Opinion ID: 727292
Heading Depth: 3
Heading Rank: 1

Heading: Count Four Conviction: 100 Percent of Advertising Costs Were Reimbursed

Text: 73 Calhoon argues that the conviction on count four must be reversed because the outreach costs claimed were actually reimbursed. But the fact of reimbursement affects neither the falsity nor the materiality of the statement in the cost report claiming advertising costs as outreach. 74 A document is false when made or used, if it is untrue and is then known to be untrue by the person making or using it. Eleventh Circuit Pattern Jury Instructions, Criminal Cases, Offense Instruction 29 (1985); see United States v. Anderson, 579 F.2d 455 (8th Cir.1987). What made the claim for outreach false was that it concealed a material fact--the nature of the costs as advertising costs, which may or may not have been reimbursable.

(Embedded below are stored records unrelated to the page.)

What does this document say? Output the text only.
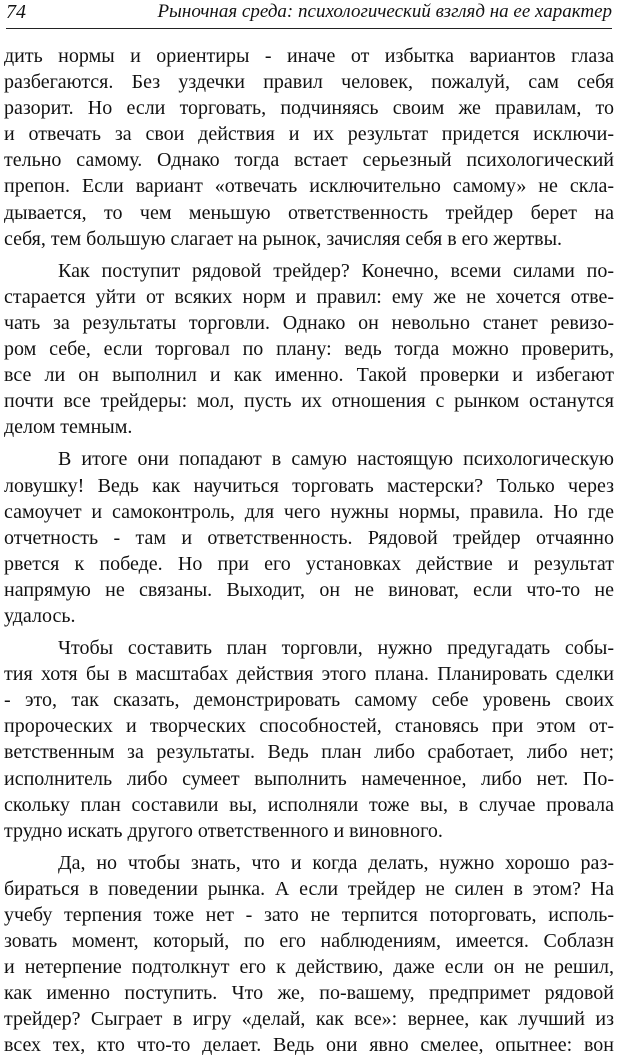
74	Рыночная среда: психологический взгляд на ее характер
дить нормы и ориентиры - иначе от избытка вариантов глаза
разбегаются. Без уздечки правил человек, пожалуй, сам себя
разорит. Но если торговать, подчиняясь своим же правилам, то
и отвечать за свои действия и их результат придется исключи-
тельно самому. Однако тогда встает серьезный психологический
препон. Если вариант «отвечать исключительно самому» не скла-
дывается, то чем меньшую ответственность трейдер берет на
себя, тем большую слагает на рынок, зачисляя себя в его жертвы.
Как поступит рядовой трейдер? Конечно, всеми силами по-
старается уйти от всяких норм и правил: ему же не хочется отве-
чать за результаты торговли. Однако он невольно станет ревизо-
ром себе, если торговал по плану: ведь тогда можно проверить,
все ли он выполнил и как именно. Такой проверки и избегают
почти все трейдеры: мол, пусть их отношения с рынком останутся
делом темным.
В итоге они попадают в самую настоящую психологическую
ловушку! Ведь как научиться торговать мастерски? Только через
самоучет и самоконтроль, для чего нужны нормы, правила. Но где
отчетность - там и ответственность. Рядовой трейдер отчаянно
рвется к победе. Но при его установках действие и результат
напрямую не связаны. Выходит, он не виноват, если что-то не
удалось.
Чтобы составить план торговли, нужно предугадать собы-
тия хотя бы в масштабах действия этого плана. Планировать сделки
- это, так сказать, демонстрировать самому себе уровень своих
пророческих и творческих способностей, становясь при этом от-
ветственным за результаты. Ведь план либо сработает, либо нет;
исполнитель либо сумеет выполнить намеченное, либо нет. По-
скольку план составили вы, исполняли тоже вы, в случае провала
трудно искать другого ответственного и виновного.
Да, но чтобы знать, что и когда делать, нужно хорошо раз-
бираться в поведении рынка. А если трейдер не силен в этом? На
учебу терпения тоже нет - зато не терпится поторговать, исполь-
зовать момент, который, по его наблюдениям, имеется. Соблазн
и нетерпение подтолкнут его к действию, даже если он не решил,
как именно поступить. Что же, по-вашему, предпримет рядовой
трейдер? Сыграет в игру «делай, как все»: вернее, как лучший из
всех тех, кто что-то делает. Ведь они явно смелее, опытнее: вон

Calhoon, therefore, made a false statement the moment outreach was claimed in the cost report and supported by a general ledger reflecting the same. That the costs were ultimately reimbursed does not make the statement true when made. 75 As to materiality, section 1001 does not require proof that the statement actually misled the government; the false statement need only have the capacity to impair or pervert the functioning of a government agency. Diaz, 690 F.2d at 1357 (citing Lichenstein, 610 F.2d at 1278).